You’ve heard these a million times, but still, you need to use them correctly.

No matter what kind of business you’re in, you’re in the people business. Understanding how humans think and behave is key to success, whether you’re designing websites, composing music, or selling shoes. This means misunderstandings about psychology are more than just academic debates or reading motivational books.

Having as correct a model of the human mind as possible helps you get ahead. And unfortunately, many of us have a lot of wonky ideas about psychology. Many people believe many false things about psychology, thanks to ever-changing research findings and the media’s tendency to make claims and then fail to update the public on the latest results.

Here are five standard common terms you hear nearly every day that many people still thoroughly misunderstand.

1.Personality types

It is big business to sell companies and people in different ways to classify and label people’s “personality types.” But there’s one problem with this billion-dollar industry: personality types don’t exist.

Psychologists have used the “Big Five” model to measure basic personality features, such as openness to new experiences, conscientiousness, and extroversion. This model is scientifically validated and uncontroversial. But these traits aren’t binary. You can’t say either you’re extroverted or you’re not. Extroversion exists on a spectrum. You can be high, low, or somewhere in the middle (most of us are in the middle).
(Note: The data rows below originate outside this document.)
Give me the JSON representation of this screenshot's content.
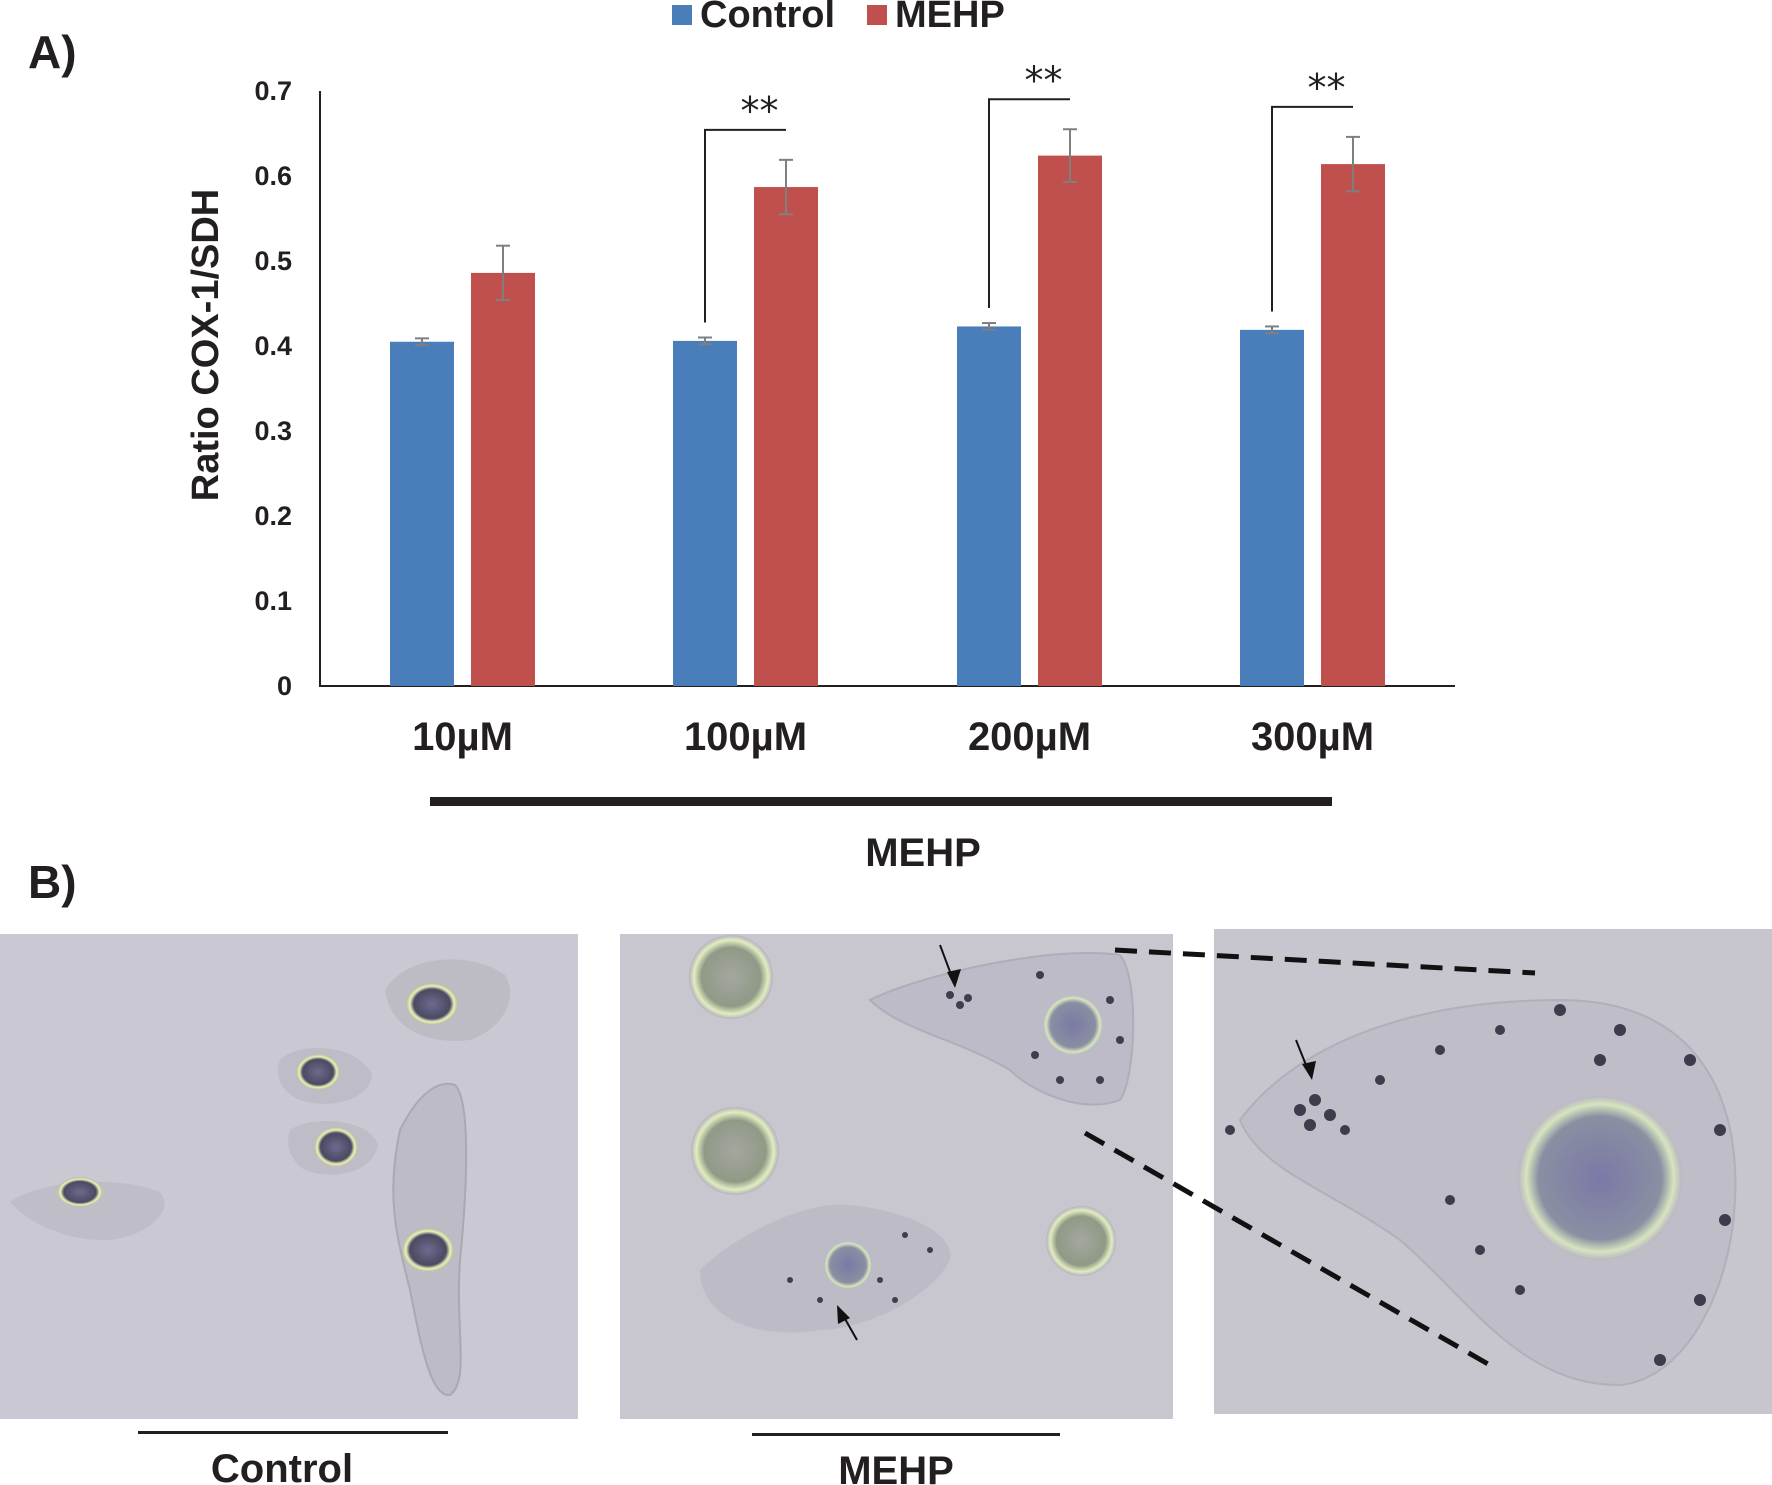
{
  "figure": {
    "panel_a_label": "A)",
    "panel_b_label": "B)",
    "treatment_group_label": "MEHP",
    "micrographs": [
      {
        "caption": "Control"
      },
      {
        "caption": "MEHP"
      },
      {
        "caption": ""
      }
    ]
  },
  "colors": {
    "control": "#4a7ebb",
    "mehp": "#c0504d",
    "error_bar": "#7f7f7f",
    "axis": "#231f20"
  },
  "chart_data": {
    "type": "bar",
    "ylabel": "Ratio COX-1/SDH",
    "xlabel": "",
    "ylim": [
      0,
      0.7
    ],
    "yticks": [
      "0",
      "0.1",
      "0.2",
      "0.3",
      "0.4",
      "0.5",
      "0.6",
      "0.7"
    ],
    "categories": [
      "10µM",
      "100µM",
      "200µM",
      "300µM"
    ],
    "legend_position": "top-center",
    "series": [
      {
        "name": "Control",
        "values": [
          0.405,
          0.406,
          0.423,
          0.419
        ],
        "errors": [
          0.004,
          0.004,
          0.004,
          0.004
        ]
      },
      {
        "name": "MEHP",
        "values": [
          0.486,
          0.587,
          0.624,
          0.614
        ],
        "errors": [
          0.032,
          0.032,
          0.031,
          0.032
        ]
      }
    ],
    "significance": [
      {
        "category": "100µM",
        "label": "**"
      },
      {
        "category": "200µM",
        "label": "**"
      },
      {
        "category": "300µM",
        "label": "**"
      }
    ]
  }
}
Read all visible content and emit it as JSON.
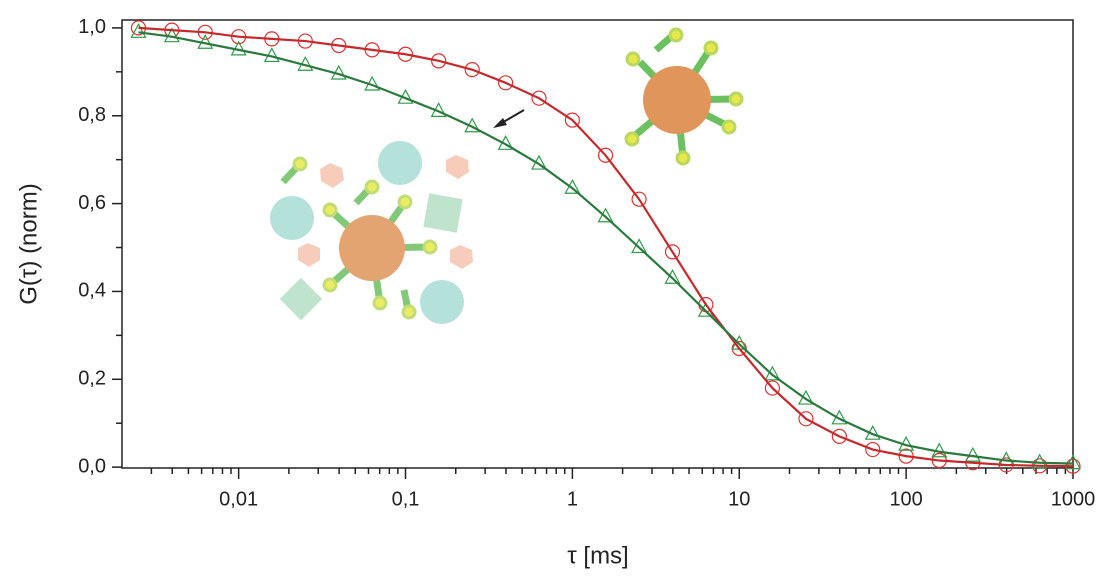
{
  "chart_data": {
    "type": "scatter",
    "x_label": "τ [ms]",
    "y_label": "G(τ) (norm)",
    "x_log": true,
    "xlim": [
      0.002,
      1000
    ],
    "ylim": [
      -0.002,
      1.018
    ],
    "xticks": [
      {
        "value": 0.01,
        "label": "0,01"
      },
      {
        "value": 0.1,
        "label": "0,1"
      },
      1,
      10,
      100,
      1000
    ],
    "yticks": [
      {
        "value": 0,
        "label": "0,0"
      },
      {
        "value": 0.2,
        "label": "0,2"
      },
      {
        "value": 0.4,
        "label": "0,4"
      },
      {
        "value": 0.6,
        "label": "0,6"
      },
      {
        "value": 0.8,
        "label": "0,8"
      },
      {
        "value": 1,
        "label": "1,0"
      }
    ],
    "x": [
      0.00251,
      0.00398,
      0.00631,
      0.01,
      0.0158,
      0.0251,
      0.0398,
      0.0631,
      0.1,
      0.158,
      0.251,
      0.398,
      0.631,
      1,
      1.58,
      2.51,
      3.98,
      6.31,
      10,
      15.8,
      25.1,
      39.8,
      63.1,
      100,
      158,
      251,
      398,
      631,
      1000
    ],
    "series": [
      {
        "marker": "circle",
        "color": "#e03030",
        "line_color": "#c8282c",
        "values": [
          1.0,
          0.995,
          0.99,
          0.98,
          0.975,
          0.97,
          0.96,
          0.95,
          0.94,
          0.925,
          0.905,
          0.875,
          0.84,
          0.79,
          0.71,
          0.61,
          0.49,
          0.37,
          0.27,
          0.18,
          0.11,
          0.07,
          0.04,
          0.025,
          0.015,
          0.01,
          0.005,
          0.003,
          0.002
        ]
      },
      {
        "marker": "triangle",
        "color": "#2e9a4a",
        "line_color": "#2a7a3e",
        "values": [
          0.99,
          0.98,
          0.965,
          0.95,
          0.935,
          0.915,
          0.895,
          0.87,
          0.84,
          0.81,
          0.775,
          0.735,
          0.69,
          0.635,
          0.57,
          0.5,
          0.43,
          0.355,
          0.28,
          0.21,
          0.155,
          0.11,
          0.075,
          0.05,
          0.035,
          0.025,
          0.015,
          0.01,
          0.008
        ]
      }
    ]
  }
}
Population-level studies have shown that there are some common groups of personality types. For example, many people are high in neuroticism and extroversion but low in openness. Still, schemes like Myers-Briggs that claim to group individuals into “types” based on having a trait are, at best, a wild simplification of the science.

  1. Brainwashing

This is another widely referenced psychological idea that doesn’t exist. The term was used to describe American soldiers in the Korean War who appeared to side with their captors politically or confessed to crimes they didn’t commit. But one important fact is often overlooked: almost all of them gave up the beliefs they were said to have been brainwashed into believing when they got home.

Despite this, the U.S. government spent years after the war investigating if there was some secret, nefarious way to force people to believe whatever they wanted them to feel. That would have been useful for the military, but no amount of government effort ever discovered any such method.
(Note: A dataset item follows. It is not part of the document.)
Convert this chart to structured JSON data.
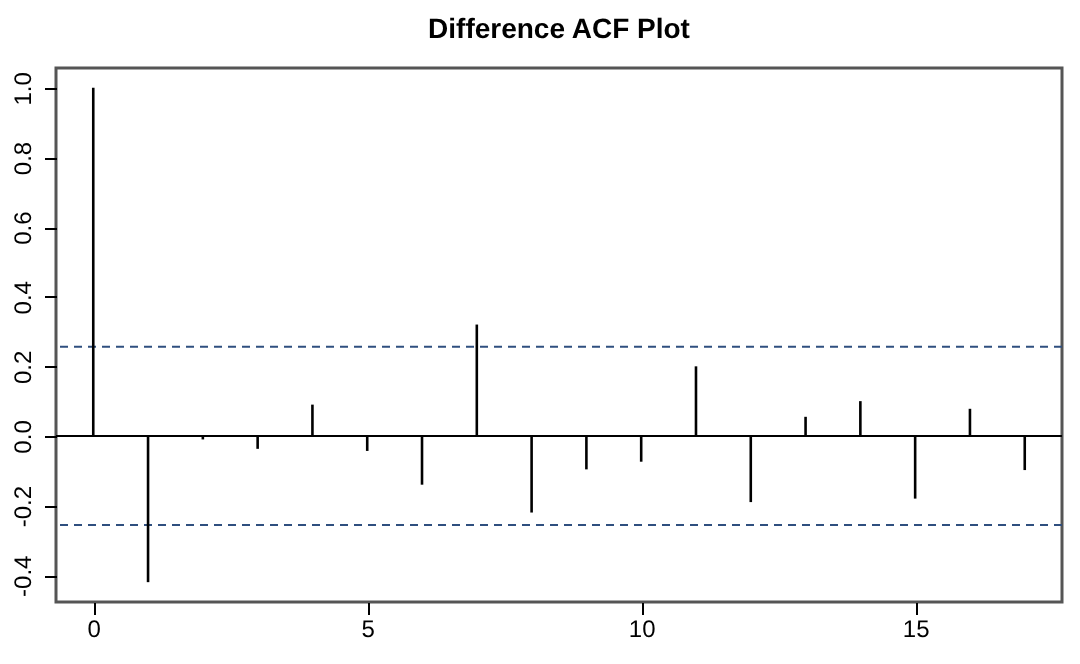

“It turns out that people can be persuaded, and they can be pressured or tortured into saying things they don’t believe.” “You don’t need a sinister psychological phenomenon to explain that,” concludes Lifehacker.

  1. Learning styles

Are there different ways to teach something by leaning on listening, reading, active participation, or visualizations? Of course. But each person has a different style. That’s the best way for them to grasp new material in every situation. Psychological research shows that learning styles should be designed to suit the material, not the student. Some subjects are best conveyed visually, others through reading or a combination of techniques.

  1. Learning curve

Almost all of us have used the phrase “steep learning curve” to describe something difficult to learn. Still, Lifehacker points out that the common term violates basic logic. Let’s say you visualize learning as a graph with time on the x-axis at the bottom and proficiency on the vertical y-axis. In that case, a steep upslope means you’re learning a lot in a short amount of time. “This would describe a subject that is easy to learn,” Lifehacker points out.

  1. Willpower

Sometimes people mistake marketing for science, as in the case of personality types. Sometimes people need to understand science, as in the case of learning styles. But people often misuse psychological terms because the underlying science has shifted. They were taught an idea based on the latest studies at one time and never heard about later ones that complicated or overturned the earlier results.

There are many examples of this confusion, including around trendy terms like “power poses” and “grit.” Still, perhaps the quintessential example is “willpower.” Most of us are taught to think of willpower as a limited resource. Your brain can only fight temptation for so long, and once it’s worn out, God help you if you’re on a diet and come across a box of tasty doughnuts. But recent studies suggest willpower is a lot more complicated than that.

 

What seems like impulsivity may be different guesses about how likely future rewards will be. Why would you wait for that second marshmallow in the famous marshmallow test if a tough life has taught you lucky breaks are rare, and you can’t count on promises.? Attitude also plays a massive role in willpower. The more you believe you’re in control of your willpower, the more you seem to have.

This is a reminder that psychological knowledge is constantly updated and that the media sometimes needs to do a better job of keeping up with developments. Headline-friendly concepts get passed around and become common wisdom, even if the science behind them is shaky or outdated.

The takeaway for entrepreneurs and psychology students is caution. Every business is about people. Suppose you want to give yourself the best chance of understanding people, you need to be cautious about believing every psychological “truth” you come across.